Het eelt symboliseert zijn ongevoeligheid.
Eelt is een leidmotief, omdat het een concreet iets is, dat buiten het verhaal geen verdere betekenis heeft.
Dood
Iedereen in de familie van de ik-figuur overlijdt. Hij overleeft iedereen.
Zijn vader overlijdt zeventien jaar voor zijn moeder. Zij overlijdt in 1980. Zijn grootmoeder overlijdt in het kamp. Dood is een verhaalmotief, omdat het buiten het verhaal ook een grote betekenis heeft.
Thema
Het thema is de relatie tussen Henriette van Maaren en Brouwers.
Henriette was een ideaalbeeld voor de Brouwers. In het kamp is hij sterk aangewezen op zijn moeder, zijn vader is afwezig. Het ideaalbeeld dat hij van zijn moeder heeft, blijft hij houden totdat ze door de Japanners wordt mishandeld. Vanaf dat moment is hij ‘verdwaalt’, hij wil niet zien hoe zijn liefde en de schoonheid die hij koestert, worden verwoest of beschadigd.
Na het verraad van zijn moeder, als hij in pensionaten wordt gestopt, slaat zijn liefde om in haat: ‘Waarom heeft men haar in het Jappenkamp niet doodgeslagen?’.
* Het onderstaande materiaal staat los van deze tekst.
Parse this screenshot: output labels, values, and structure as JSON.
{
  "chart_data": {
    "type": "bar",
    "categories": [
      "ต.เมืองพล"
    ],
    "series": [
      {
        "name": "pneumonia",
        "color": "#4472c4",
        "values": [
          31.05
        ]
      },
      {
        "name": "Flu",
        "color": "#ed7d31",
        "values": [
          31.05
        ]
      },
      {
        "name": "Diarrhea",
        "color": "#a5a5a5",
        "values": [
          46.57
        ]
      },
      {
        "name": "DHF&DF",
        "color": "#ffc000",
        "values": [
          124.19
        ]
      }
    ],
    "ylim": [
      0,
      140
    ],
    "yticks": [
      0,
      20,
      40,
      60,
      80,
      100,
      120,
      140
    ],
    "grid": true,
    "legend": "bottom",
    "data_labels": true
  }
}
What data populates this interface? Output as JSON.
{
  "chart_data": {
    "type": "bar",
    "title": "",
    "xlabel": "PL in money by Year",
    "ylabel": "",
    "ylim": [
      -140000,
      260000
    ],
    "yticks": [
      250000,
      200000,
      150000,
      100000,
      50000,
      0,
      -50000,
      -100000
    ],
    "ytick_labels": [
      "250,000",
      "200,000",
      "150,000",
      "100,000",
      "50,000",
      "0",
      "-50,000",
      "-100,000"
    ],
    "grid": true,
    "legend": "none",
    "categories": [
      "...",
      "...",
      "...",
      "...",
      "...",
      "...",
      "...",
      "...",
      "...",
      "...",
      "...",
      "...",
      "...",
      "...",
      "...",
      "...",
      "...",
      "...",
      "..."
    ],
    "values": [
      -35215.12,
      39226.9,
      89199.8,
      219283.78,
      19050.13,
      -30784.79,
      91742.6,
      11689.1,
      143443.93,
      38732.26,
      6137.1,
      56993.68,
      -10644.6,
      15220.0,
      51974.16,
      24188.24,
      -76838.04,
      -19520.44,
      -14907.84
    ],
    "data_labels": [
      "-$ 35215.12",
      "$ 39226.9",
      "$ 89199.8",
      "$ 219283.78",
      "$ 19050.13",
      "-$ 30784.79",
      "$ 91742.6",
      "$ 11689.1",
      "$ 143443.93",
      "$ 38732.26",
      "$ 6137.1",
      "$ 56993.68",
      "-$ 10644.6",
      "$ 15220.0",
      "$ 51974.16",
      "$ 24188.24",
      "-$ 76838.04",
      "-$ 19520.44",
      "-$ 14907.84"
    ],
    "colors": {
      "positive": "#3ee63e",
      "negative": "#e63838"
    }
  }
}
Zijn verdere leven blijft Brouwers op zoek naar het verloren ideaalbeeld (moederschap), maar hij is bang dat, dat beeld opnieuw verloren zal gaan, of dat het beschadigd zal worden. Zo wordt de schoonheid van de vrouw volgens hem beschadigd wanneer ze een kind krijgt; daarom wil hij niet bij de geboorte van zijn kind aanwezig zijn. Dit is tevens de reden waarom hij een nieuwe vrouw wil. Ook wil hij de aftakeling van zijn moeder niet meemaken; het liefst denkt hij terug aan zijn moeder van voor de mishandeling, toen ze nog de mooiste was.
Het ideale beeld van een moeder vindt hij ook niet bij Liza. Toch haalt hij haar steeds samen met zijn moeder voor de geest. Hij vergelijkt ze.
De motieven bij het thema zijn dood, liefde en angst. Dood, omdat iedereen in de omgeving van de ik overlijdt. Zijn moeder, vader, oma, etc. overlijden allemaal.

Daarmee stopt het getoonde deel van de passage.